Hey, you Squirrely Camp Fans!
Coinciding with the underlying moral of Tolkien stories like ‘The Hobbit’ and ‘The Lord of the Rings,’ evolution has shown us that big things can come in small packages. Though you won’t find them carrying magical rings through Middle-Earth, squirrels are definitely small packages and may earn more of your respect than you might expect.
See, despite the fact that squirrels are typically garden-ruining, birdseed-eating, car accident-causing rodents, we likely owe our entire existence to these little guys. That’s why today we’re celebrating Squirrel Appreciation Day.
There’s a lot to appreciate about squirrels, but their diversity alone is impressive enough. They come in all different colors like grey, red, brown, and sand. Albino squirrels have white fur as a result of their albinism while other squirrels are jet black as a result of melanism (the opposite of albinism). Some are black with white spots and others are a reddish-brown with black spots. There are all kinds.
Did you know there are over 200 different species of squirrels the world over? From tree squirrels to ground squirrels, fox squirrels, grey squirrels, FLYING squirrels (which don’t actually FLY), and many, many more, squirrels have obviously been around for quite some time in order to have developed so many differences.

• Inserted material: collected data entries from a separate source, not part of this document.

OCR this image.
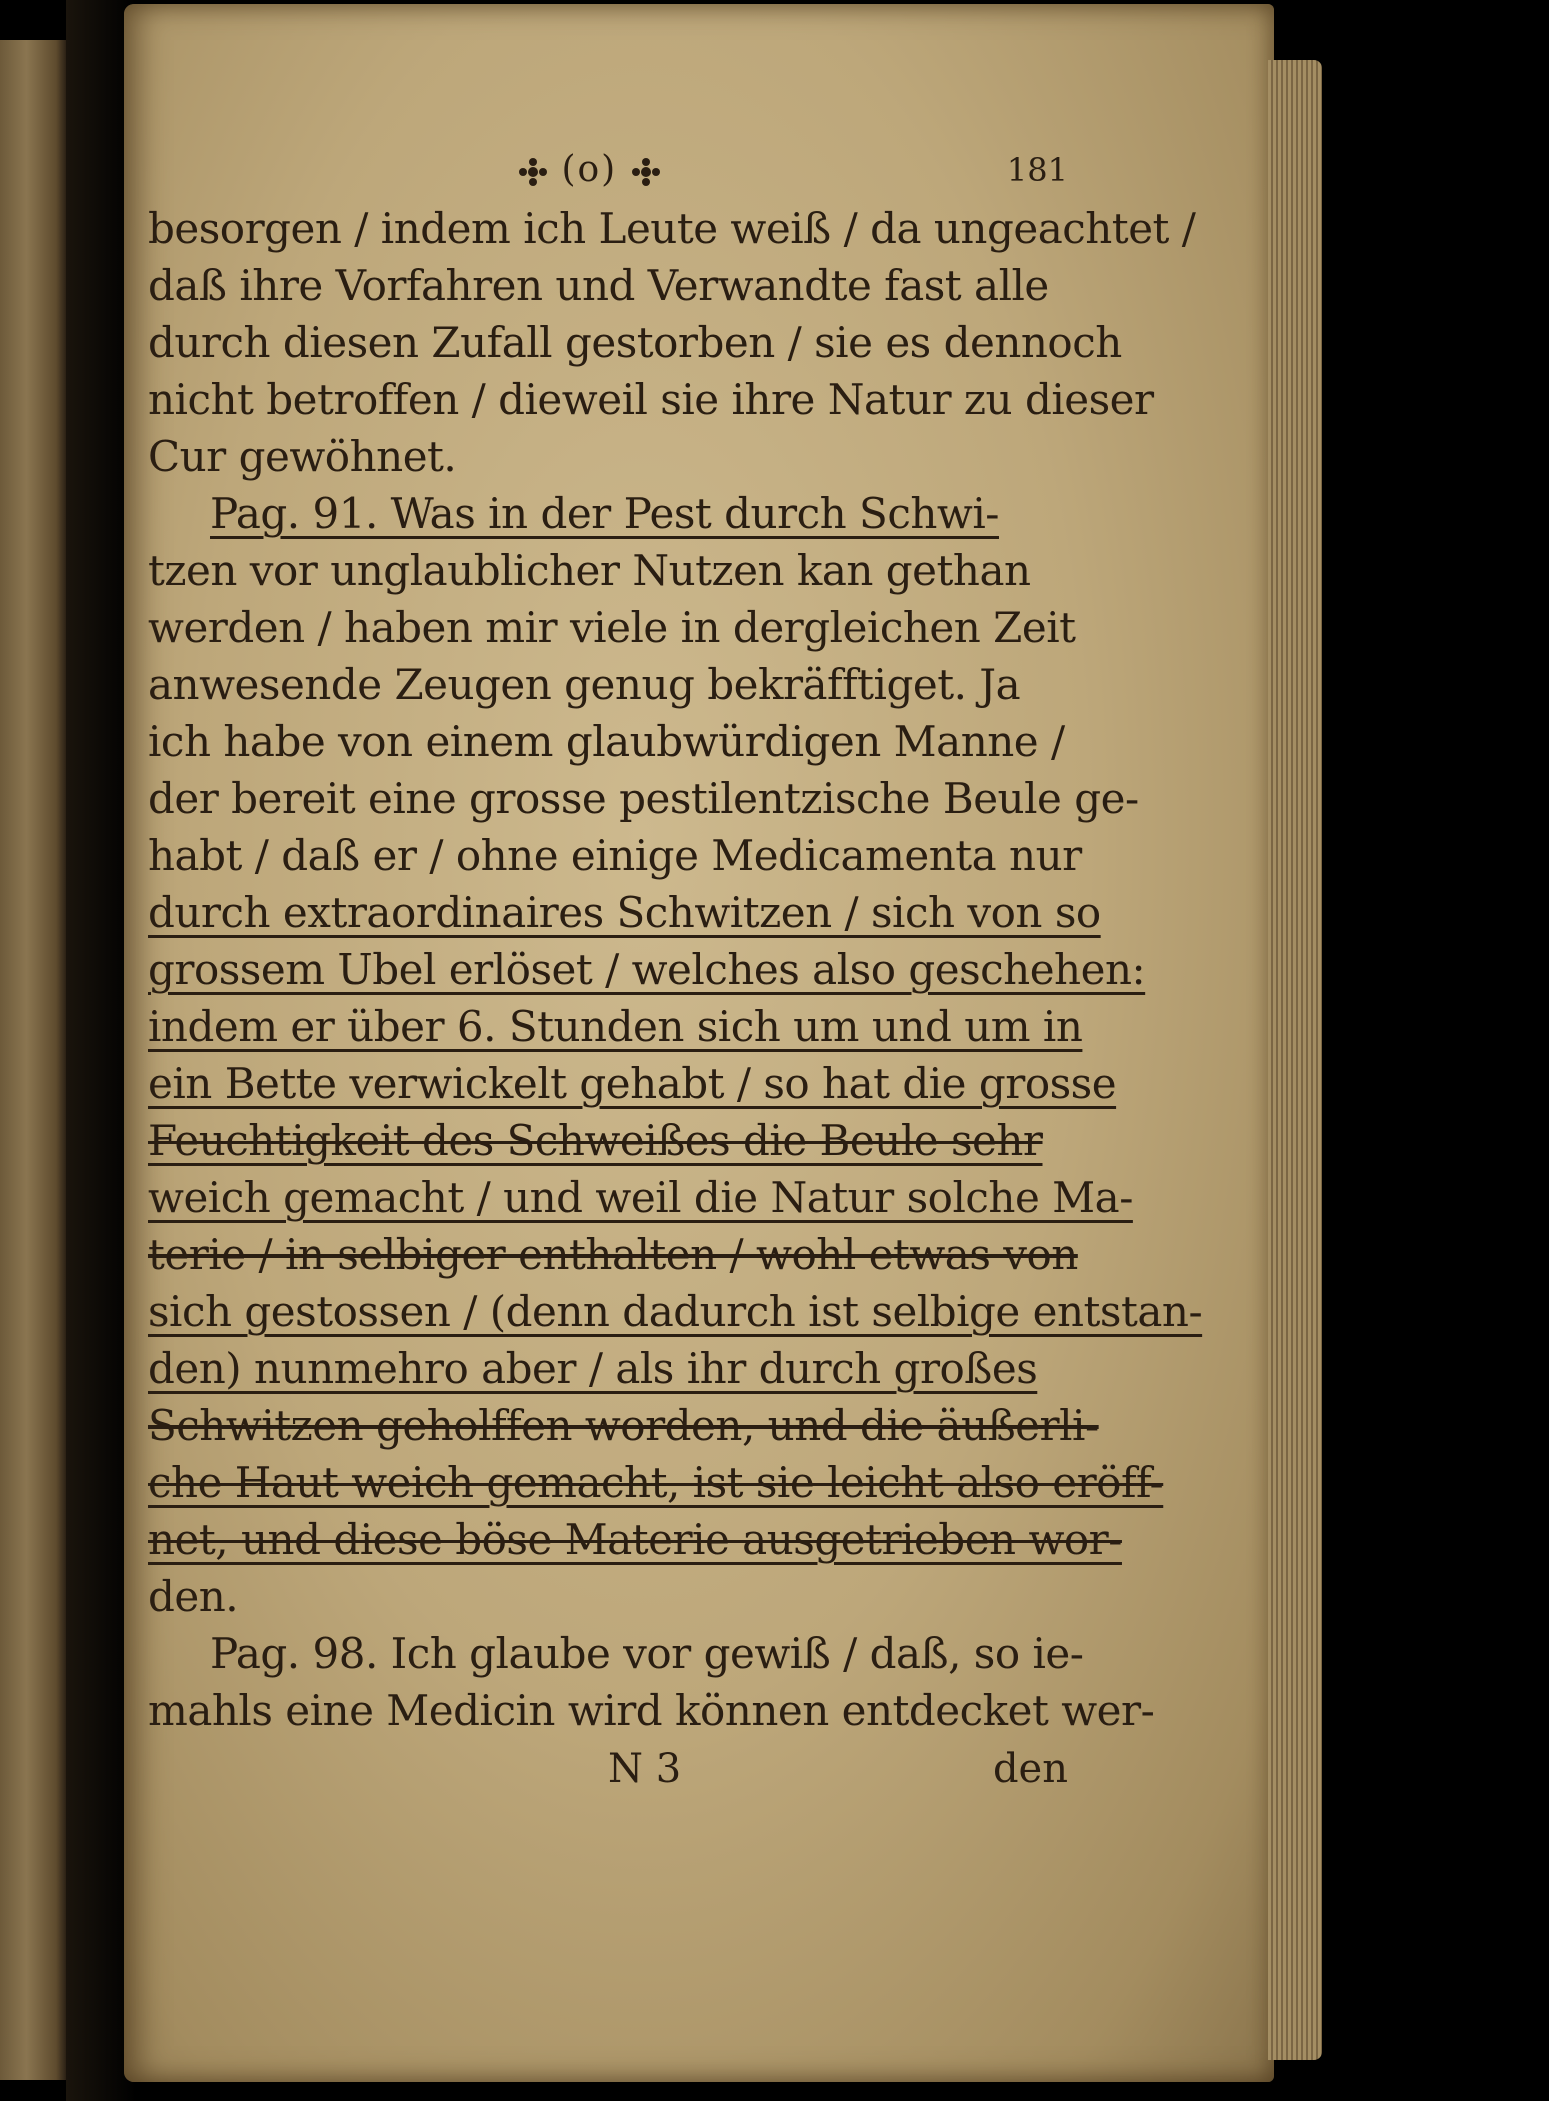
(o)	181
besorgen / indem ich Leute weiß / da ungeachtet /
daß ihre Vorfahren und Verwandte fast alle
durch diesen Zufall gestorben / sie es dennoch
nicht betroffen / dieweil sie ihre Natur zu dieser
Cur gewöhnet.
Pag. 91. Was in der Pest durch Schwi-
tzen vor unglaublicher Nutzen kan gethan
werden / haben mir viele in dergleichen Zeit
anwesende Zeugen genug bekräfftiget. Ja
ich habe von einem glaubwürdigen Manne /
der bereit eine grosse pestilentzische Beule ge-
habt / daß er / ohne einige Medicamenta nur
durch extraordinaires Schwitzen / sich von so
grossem Ubel erlöset / welches also geschehen:
indem er über 6. Stunden sich um und um in
ein Bette verwickelt gehabt / so hat die grosse
Feuchtigkeit des Schweißes die Beule sehr
weich gemacht / und weil die Natur solche Ma-
terie / in selbiger enthalten / wohl etwas von
sich gestossen / (denn dadurch ist selbige entstan-
den) nunmehro aber / als ihr durch großes
Schwitzen geholffen worden, und die äußerli-
che Haut weich gemacht, ist sie leicht also eröff-
net, und diese böse Materie ausgetrieben wor-
den.
Pag. 98. Ich glaube vor gewiß / daß, so ie-
mahls eine Medicin wird können entdecket wer-
N 3	den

Squirrels have been around for a very long time, indeed, and longer than we had ever guessed! A recent fossil-discovery, however, proves that squirrel-like animals lived in China 200 million years ago which dates mammals about 50 million years older than what scientists had previously thought!
These ancient creatures found in China are likely the ancestors of the squirrels that we know and love today! But what’s even more thought-provoking than that is the likelihood that if it wasn’t for these little guys surviving the brutal elements of prehistoric nature better than the dinosaurs were able to, you and I wouldn’t even be here!